Can India stop water flow to Pakistan?
This is not something India can do as per the wording of the treaty. What India can do is reduce the water flow to Pakistan by utilising provisions of the treaty.
But it has to be a project which would affect water flow and it will take time for implementation, considering the cost and objections involved. Pakistan has reportedly objected to five Indian hydro power projects and the Wullar Barrage (Tulbul Navigation Project) which must be settled before India can resume work on any other project.
However, Gadkari wrote on Twitter, “The construction of dam has started at Shahpur- Kandi on Ravi river. Moreover, UJH project will store our share of water for use in J&K and the balance water will flow from 2nd Ravi-BEAS Link to provide water to other basin states.”
Can India cancel the pact unilaterally?
The wording of the treaty has no provision for either country to unilaterally walk out of the pact. Article XII of the IWT says, “The provisions of this Treaty, or, the provisions of this Treaty as modified under the provisions of Paragraph (3), shall continue in force until terminated by a duly ratified treaty concluded for that purpose between the two governments.”
This implies that if India wants to go about abrogating it, the country should abide by the 1969 Vienna convention on the law of treaties.
But what about its legal competence to revoke it?
According to Ahmer Bilal Soofi, former Pakistan law minister, India has no legal competence under the treaty to revoke it per se on its own.

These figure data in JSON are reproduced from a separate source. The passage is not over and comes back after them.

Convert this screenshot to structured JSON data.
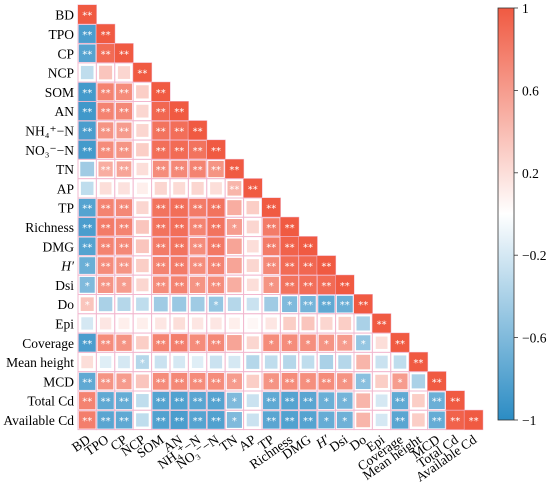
{
  "chart_data": {
    "type": "heatmap",
    "variables": [
      "BD",
      "TPO",
      "CP",
      "NCP",
      "SOM",
      "AN",
      "NH₄⁺−N",
      "NO₃⁻−N",
      "TN",
      "AP",
      "TP",
      "Richness",
      "DMG",
      "H′",
      "Dsi",
      "Do",
      "Epi",
      "Coverage",
      "Mean height",
      "MCD",
      "Total Cd",
      "Available Cd"
    ],
    "lower_triangle_rows": [
      [
        1
      ],
      [
        -0.85,
        1
      ],
      [
        -0.8,
        0.9,
        1
      ],
      [
        -0.3,
        0.35,
        0.25,
        1
      ],
      [
        -0.88,
        0.75,
        0.7,
        0.3,
        1
      ],
      [
        -0.9,
        0.75,
        0.72,
        0.25,
        0.92,
        1
      ],
      [
        -0.85,
        0.65,
        0.6,
        0.25,
        0.85,
        0.88,
        1
      ],
      [
        -0.88,
        0.7,
        0.65,
        0.3,
        0.88,
        0.9,
        0.85,
        1
      ],
      [
        -0.45,
        0.5,
        0.55,
        0.2,
        0.7,
        0.72,
        0.75,
        0.65,
        1
      ],
      [
        -0.3,
        0.2,
        0.18,
        0.1,
        0.25,
        0.22,
        0.25,
        0.2,
        0.45,
        1
      ],
      [
        -0.8,
        0.75,
        0.72,
        0.25,
        0.85,
        0.88,
        0.8,
        0.85,
        0.5,
        0.3,
        1
      ],
      [
        -0.85,
        0.8,
        0.75,
        0.35,
        0.85,
        0.88,
        0.75,
        0.85,
        0.6,
        0.25,
        0.8,
        1
      ],
      [
        -0.8,
        0.75,
        0.72,
        0.35,
        0.8,
        0.85,
        0.7,
        0.82,
        0.55,
        0.2,
        0.8,
        0.95,
        1
      ],
      [
        -0.7,
        0.7,
        0.65,
        0.3,
        0.75,
        0.8,
        0.7,
        0.75,
        0.55,
        0.25,
        0.72,
        0.9,
        0.92,
        1
      ],
      [
        -0.6,
        0.65,
        0.6,
        0.25,
        0.7,
        0.75,
        0.65,
        0.7,
        0.5,
        0.2,
        0.65,
        0.85,
        0.88,
        0.9,
        1
      ],
      [
        0.35,
        -0.4,
        -0.35,
        -0.3,
        -0.45,
        -0.48,
        -0.45,
        -0.5,
        -0.35,
        -0.25,
        -0.45,
        -0.6,
        -0.65,
        -0.75,
        -0.7,
        1
      ],
      [
        -0.2,
        0.15,
        0.1,
        0.1,
        0.15,
        0.2,
        0.15,
        0.15,
        0.1,
        0.05,
        0.15,
        0.3,
        0.35,
        0.25,
        0.3,
        -0.4,
        1
      ],
      [
        -0.85,
        0.7,
        0.65,
        0.3,
        0.75,
        0.78,
        0.7,
        0.72,
        0.55,
        0.25,
        0.7,
        0.7,
        0.68,
        0.65,
        0.6,
        -0.5,
        0.2,
        1
      ],
      [
        0.2,
        -0.15,
        -0.2,
        -0.35,
        -0.25,
        -0.2,
        -0.15,
        -0.25,
        -0.2,
        -0.35,
        -0.3,
        -0.35,
        -0.3,
        -0.4,
        -0.35,
        0.45,
        -0.25,
        -0.3,
        1
      ],
      [
        -0.75,
        0.65,
        0.6,
        0.35,
        0.7,
        0.72,
        0.7,
        0.7,
        0.6,
        0.3,
        0.65,
        0.7,
        0.68,
        0.7,
        0.65,
        -0.55,
        0.3,
        0.6,
        -0.4,
        1
      ],
      [
        0.75,
        -0.75,
        -0.72,
        -0.3,
        -0.8,
        -0.82,
        -0.78,
        -0.8,
        -0.6,
        -0.25,
        -0.75,
        -0.8,
        -0.78,
        -0.7,
        -0.65,
        0.45,
        -0.2,
        -0.75,
        0.3,
        -0.7,
        1
      ],
      [
        0.78,
        -0.78,
        -0.75,
        -0.3,
        -0.82,
        -0.85,
        -0.8,
        -0.82,
        -0.6,
        -0.25,
        -0.78,
        -0.82,
        -0.8,
        -0.72,
        -0.68,
        0.45,
        -0.2,
        -0.78,
        0.3,
        -0.72,
        0.95,
        1
      ]
    ],
    "significance_rows": [
      [
        "**"
      ],
      [
        "**",
        "**"
      ],
      [
        "**",
        "**",
        "**"
      ],
      [
        "",
        "",
        "",
        "**"
      ],
      [
        "**",
        "**",
        "**",
        "",
        "**"
      ],
      [
        "**",
        "**",
        "**",
        "",
        "**",
        "**"
      ],
      [
        "**",
        "**",
        "**",
        "",
        "**",
        "**",
        "**"
      ],
      [
        "**",
        "**",
        "**",
        "",
        "**",
        "**",
        "**",
        "**"
      ],
      [
        "",
        "**",
        "**",
        "",
        "**",
        "**",
        "**",
        "**",
        "**"
      ],
      [
        "",
        "",
        "",
        "",
        "",
        "",
        "",
        "",
        "**",
        "**"
      ],
      [
        "**",
        "**",
        "**",
        "",
        "**",
        "**",
        "**",
        "**",
        "",
        "",
        "**"
      ],
      [
        "**",
        "**",
        "**",
        "",
        "**",
        "**",
        "**",
        "**",
        "*",
        "",
        "**",
        "**"
      ],
      [
        "**",
        "**",
        "**",
        "",
        "**",
        "**",
        "**",
        "**",
        "",
        "",
        "**",
        "**",
        "**"
      ],
      [
        "*",
        "**",
        "**",
        "",
        "**",
        "**",
        "**",
        "**",
        "",
        "",
        "**",
        "**",
        "**",
        "**"
      ],
      [
        "*",
        "**",
        "*",
        "",
        "**",
        "**",
        "*",
        "**",
        "",
        "",
        "*",
        "**",
        "**",
        "**",
        "**"
      ],
      [
        "*",
        "",
        "",
        "",
        "",
        "",
        "",
        "*",
        "",
        "",
        "",
        "*",
        "**",
        "**",
        "**",
        "**"
      ],
      [
        "",
        "",
        "",
        "",
        "",
        "",
        "",
        "",
        "",
        "",
        "",
        "",
        "",
        "",
        "",
        "",
        "**"
      ],
      [
        "**",
        "**",
        "*",
        "",
        "**",
        "**",
        "*",
        "**",
        "",
        "",
        "*",
        "*",
        "*",
        "*",
        "*",
        "*",
        "",
        "**"
      ],
      [
        "",
        "",
        "",
        "*",
        "",
        "",
        "",
        "",
        "",
        "",
        "",
        "",
        "",
        "",
        "",
        "",
        "",
        "",
        "**"
      ],
      [
        "**",
        "**",
        "*",
        "",
        "**",
        "**",
        "**",
        "**",
        "*",
        "",
        "*",
        "**",
        "*",
        "**",
        "*",
        "*",
        "",
        "*",
        "",
        "**"
      ],
      [
        "**",
        "**",
        "**",
        "",
        "**",
        "**",
        "**",
        "**",
        "*",
        "",
        "**",
        "**",
        "**",
        "*",
        "*",
        "",
        "",
        "**",
        "",
        "**",
        "**"
      ],
      [
        "**",
        "**",
        "**",
        "",
        "**",
        "**",
        "**",
        "**",
        "*",
        "",
        "**",
        "**",
        "**",
        "*",
        "*",
        "",
        "",
        "**",
        "",
        "**",
        "**",
        "**"
      ]
    ],
    "color_scale": {
      "min": -1,
      "max": 1,
      "low_color": "#2b8cc4",
      "mid_color": "#ffffff",
      "high_color": "#f05a42",
      "ticks": [
        "1",
        "0.6",
        "0.2",
        "−0.2",
        "−0.6",
        "−1"
      ]
    },
    "grid": false,
    "legend": "right"
  }
}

“The IWT is not regime-specific, but rather state-specific. It will not expire with regime change. It is binding on both the states equally and offers no exit provision. Walking away from a treaty is in effect its breach,” Soofi had said to Dawn.

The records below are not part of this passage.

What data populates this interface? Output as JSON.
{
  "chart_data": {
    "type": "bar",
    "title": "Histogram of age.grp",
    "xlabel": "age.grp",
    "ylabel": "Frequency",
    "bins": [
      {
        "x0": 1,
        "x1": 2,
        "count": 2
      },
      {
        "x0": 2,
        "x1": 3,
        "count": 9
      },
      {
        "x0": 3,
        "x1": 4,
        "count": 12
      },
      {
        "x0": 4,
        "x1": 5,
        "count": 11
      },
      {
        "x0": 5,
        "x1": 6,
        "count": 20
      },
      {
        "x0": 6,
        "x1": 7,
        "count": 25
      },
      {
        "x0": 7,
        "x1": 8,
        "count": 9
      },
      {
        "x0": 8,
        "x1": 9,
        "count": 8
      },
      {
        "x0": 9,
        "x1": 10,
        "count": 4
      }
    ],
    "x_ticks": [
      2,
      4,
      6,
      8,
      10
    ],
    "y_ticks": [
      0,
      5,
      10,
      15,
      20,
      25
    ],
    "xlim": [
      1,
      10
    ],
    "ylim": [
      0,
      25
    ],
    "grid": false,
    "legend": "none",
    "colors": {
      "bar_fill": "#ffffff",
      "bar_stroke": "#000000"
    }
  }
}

There is a possibility of such India-Pakistan tensions to continue. In such a case should India revoke the bilateral treaty?
At present, India does not have enough facilities to use the excess water that is generated and only with future projects can the additional water be made available to other states other than Pakistan. Further, violating the treaty can also enrage terror elements giving them a reason to plan further attacks.
India also has water treaties with Nepal and Bangladesh. They may also have apprehensions with such treaties looking at the unilateral revocation or diversion of water leading to a breach of the treaty.
A possible water war would also be on the cards which could prove detrimental for India as it is seeking to build a seat for itself at the United Nations Security Council as the country would been seen as a one who has violated a bilateral treaty.
In any event of a possible cancellation of treaty by India, what would be the recourse that could follow?
There exists an arbitration clause in the IWT. It is article IX and annexes F and G which contain detailed procedures about the taking of the grievance by either party under the IWT first to the commission, then to a neutral expert and later to the forum of arbitrators. Under the treaty, if India thinks that Pakistan’s conduct constitutes a dispute under article IX, then it must commence the procedure prescribed under annexes F and G. India cannot itself conclude that Pakistan has breached the treaty on any grounds, including mistrust.
Is India also at the receiving end being at the lower riparian with any other nation? Can such an action lead to violation of International law?
There is a concept of upper riparian and lower riparian. Upper riparian is a place where the river originates and lower riparian is where it ends. Under international law, an upper riparian can never stop the flow of water to the lower riparian.
The Bramhaputra river too originates in China and flows to India. Such a revocation of treaty can also lead to China consider such a possible measure in the near future where it might cite India’s example of what it possibly did to Pakistan.